Diet and Mental Health

The Mental Health Foundation recognises that good nutrition is essential for our mental health and they also recognise that some mental health conditions can be directly influenced by our diet. We can help to protect our mental wellbeing by making sure that our diet contains sufficient amounts of complex carbohydrates, essential fats, amino acids, vitamins, minerals and water. Let’s examine some of these nutrients a little more closely to understand the role that they play in keeping our brains healthy.

Omega 3 fats for Depression

We already know that Omega 3 fats are important for our heart health, but recent scientific research has shown that they also have natural anti-depressant properties. There are two types of Omega-3 fats – DHA and EPA. DHA contains properties which support our cognitive development and function, but it is the anti-inflammatory properties of EPA which are important in promoting our mental wellbeing because it reduces inflammation in the brain which is thought be a cause of depression. Oily fish, seafood, seeds, walnuts and cooked spinach are all good sources of Omega 3.

B Vitamins

There is emerging evidence supporting the theory that B vitamins play a vital role in our mental wellbeing. People deficient in vitamins B6, B12 or folic acid are thought to be more likely to suffer from depression and also to be less likely to benefit from anti-depressant drugs. Good sources of B6 include white meat, eggs and wholegrains. B12 sources include animal products (meat, fish and dairy) and folic acid is found in leafy greens, beans, rice & pasta and cereals.

Amino Acids

Serotonin is a chemical messenger which is believed to help stabilise our moods. Let’s call it the ‘happy chemical’. It is made mostly in the gut (and less so in the brain) from an amino acid called tryptophan. Poor nutrition resulting in poor gastrointestinal health can prevent serotonin production from tryptophan and can ultimately result in us having less happy chemicals in our brain.
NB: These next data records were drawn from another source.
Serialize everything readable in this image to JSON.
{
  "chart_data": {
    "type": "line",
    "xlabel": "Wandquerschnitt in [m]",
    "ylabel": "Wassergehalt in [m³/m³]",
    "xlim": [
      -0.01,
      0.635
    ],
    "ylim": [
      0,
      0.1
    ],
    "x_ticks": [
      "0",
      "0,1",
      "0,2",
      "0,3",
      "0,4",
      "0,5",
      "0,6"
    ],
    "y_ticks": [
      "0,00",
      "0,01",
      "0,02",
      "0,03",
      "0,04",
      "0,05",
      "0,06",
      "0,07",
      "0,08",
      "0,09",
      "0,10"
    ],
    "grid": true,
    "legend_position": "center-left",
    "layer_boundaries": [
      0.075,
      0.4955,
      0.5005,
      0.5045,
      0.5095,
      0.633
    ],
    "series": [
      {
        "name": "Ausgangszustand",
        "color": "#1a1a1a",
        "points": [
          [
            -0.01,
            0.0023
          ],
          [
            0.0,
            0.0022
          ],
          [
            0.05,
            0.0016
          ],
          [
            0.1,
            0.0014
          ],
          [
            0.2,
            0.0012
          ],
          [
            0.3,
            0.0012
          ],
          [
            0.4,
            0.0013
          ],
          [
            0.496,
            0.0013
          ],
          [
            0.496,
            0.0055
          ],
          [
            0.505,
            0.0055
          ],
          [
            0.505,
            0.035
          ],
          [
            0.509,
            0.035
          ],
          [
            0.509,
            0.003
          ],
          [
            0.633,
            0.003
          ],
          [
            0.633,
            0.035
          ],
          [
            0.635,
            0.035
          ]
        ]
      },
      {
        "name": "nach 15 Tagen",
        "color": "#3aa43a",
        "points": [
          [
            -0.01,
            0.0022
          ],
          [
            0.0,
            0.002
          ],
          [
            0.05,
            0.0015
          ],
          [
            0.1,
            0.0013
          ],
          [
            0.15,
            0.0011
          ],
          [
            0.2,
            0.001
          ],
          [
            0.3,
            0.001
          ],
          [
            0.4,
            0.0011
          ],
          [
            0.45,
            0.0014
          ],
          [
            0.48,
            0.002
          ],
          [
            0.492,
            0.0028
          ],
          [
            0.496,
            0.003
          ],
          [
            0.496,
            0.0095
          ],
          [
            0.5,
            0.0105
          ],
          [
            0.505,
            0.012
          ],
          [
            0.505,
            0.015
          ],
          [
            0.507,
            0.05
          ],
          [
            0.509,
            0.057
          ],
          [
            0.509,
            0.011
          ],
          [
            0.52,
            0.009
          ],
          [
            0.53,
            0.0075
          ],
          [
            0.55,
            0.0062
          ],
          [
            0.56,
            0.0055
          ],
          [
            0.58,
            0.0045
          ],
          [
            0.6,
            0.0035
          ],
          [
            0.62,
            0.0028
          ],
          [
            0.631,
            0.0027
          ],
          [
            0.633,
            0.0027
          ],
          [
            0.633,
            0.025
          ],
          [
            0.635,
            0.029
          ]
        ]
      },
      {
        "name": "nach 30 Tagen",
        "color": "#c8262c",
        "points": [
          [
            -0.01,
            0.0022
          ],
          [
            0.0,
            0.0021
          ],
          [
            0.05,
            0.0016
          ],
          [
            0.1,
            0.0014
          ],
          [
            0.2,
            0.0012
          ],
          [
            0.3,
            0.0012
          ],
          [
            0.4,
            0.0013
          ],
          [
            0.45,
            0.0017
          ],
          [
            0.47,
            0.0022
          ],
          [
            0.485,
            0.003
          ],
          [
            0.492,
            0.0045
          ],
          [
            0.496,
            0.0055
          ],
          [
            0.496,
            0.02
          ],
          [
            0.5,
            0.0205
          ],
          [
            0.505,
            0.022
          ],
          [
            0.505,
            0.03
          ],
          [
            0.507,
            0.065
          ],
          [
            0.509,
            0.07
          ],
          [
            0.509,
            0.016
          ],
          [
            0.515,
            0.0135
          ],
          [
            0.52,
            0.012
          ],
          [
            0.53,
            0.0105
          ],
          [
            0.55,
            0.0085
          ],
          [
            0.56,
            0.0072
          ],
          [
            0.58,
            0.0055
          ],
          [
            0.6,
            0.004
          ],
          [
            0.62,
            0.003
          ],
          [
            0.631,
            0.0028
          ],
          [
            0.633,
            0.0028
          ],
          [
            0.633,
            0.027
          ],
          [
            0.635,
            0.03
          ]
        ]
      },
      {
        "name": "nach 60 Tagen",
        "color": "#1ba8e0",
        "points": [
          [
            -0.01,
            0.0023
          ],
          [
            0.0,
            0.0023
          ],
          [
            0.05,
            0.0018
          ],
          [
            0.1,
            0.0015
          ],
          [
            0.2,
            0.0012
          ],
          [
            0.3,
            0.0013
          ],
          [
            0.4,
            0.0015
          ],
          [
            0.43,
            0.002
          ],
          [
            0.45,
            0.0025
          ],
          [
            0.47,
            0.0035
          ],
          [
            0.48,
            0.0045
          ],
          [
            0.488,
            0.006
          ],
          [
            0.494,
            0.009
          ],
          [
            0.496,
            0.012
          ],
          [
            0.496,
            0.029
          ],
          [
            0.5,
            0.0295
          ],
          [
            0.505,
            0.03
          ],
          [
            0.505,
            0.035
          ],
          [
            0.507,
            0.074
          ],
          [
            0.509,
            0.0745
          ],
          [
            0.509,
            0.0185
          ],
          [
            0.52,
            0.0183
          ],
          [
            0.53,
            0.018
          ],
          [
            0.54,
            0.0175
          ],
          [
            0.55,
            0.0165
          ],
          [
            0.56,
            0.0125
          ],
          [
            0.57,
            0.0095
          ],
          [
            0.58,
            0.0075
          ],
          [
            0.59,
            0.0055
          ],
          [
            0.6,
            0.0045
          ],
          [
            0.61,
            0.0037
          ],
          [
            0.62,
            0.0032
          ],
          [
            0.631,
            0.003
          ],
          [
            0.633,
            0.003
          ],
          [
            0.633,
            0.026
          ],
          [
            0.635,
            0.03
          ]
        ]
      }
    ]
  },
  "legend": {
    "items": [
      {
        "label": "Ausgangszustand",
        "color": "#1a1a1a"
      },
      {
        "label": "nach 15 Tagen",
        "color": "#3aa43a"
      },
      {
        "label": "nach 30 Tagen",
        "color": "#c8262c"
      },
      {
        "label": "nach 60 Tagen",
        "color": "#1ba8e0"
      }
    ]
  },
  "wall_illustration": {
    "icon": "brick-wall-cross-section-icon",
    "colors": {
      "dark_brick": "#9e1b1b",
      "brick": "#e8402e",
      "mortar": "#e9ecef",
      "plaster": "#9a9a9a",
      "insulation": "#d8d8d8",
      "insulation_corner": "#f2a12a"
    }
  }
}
Tryptophan can be found in many protein-rich foods such as meat, salmon, nuts, beans and eggs. Exercise and sunshine can also help to boost our serotonin levels.

Complex Carbohydrates

Our brains run on glucose, so there is a direct link between mood and blood sugar balance. Our bodies break down carbohydrate foods into glucose and if our blood sugar supply is uneven then so, in turn, is our mood. This is a key reason why reducing our sugar intake is so important – all we are doing by consuming sugary foods and drinks is putting extra pressure on our blood sugar levels and so causing our moods to swing.

We can get all the glucose that we need via healthy complex carbohydrates such as beans, vegetables and whole grains. Many of us consume more sugar than our bodies need, and so they have to work harder to regulate our blood sugar levels and in turn regulate our moods. This is where a certain mineral becomes significant in our mental wellbeing.

Chromium – and Water, Water, Water!

Chromium is a mineral which is vital for keeping our blood sugar levels stable because insulin cannot work effectively without it and it is insulin which clears glucose from the blood. Chromium can be found in tap water and also in food such as sweet potato, broccoli and oats.

Let’s help ourselves to help our moods

Mental Health problems are widespread – it is thought that approximately 1 in 4 people in the UK will experience a mental health problem each year. It really does make sense to understand what we can do, though our diet and nutrition, to help to keep our brains functioning as healthily as we can. Eating the right foods is just as important for our mental health as it is to our physical health.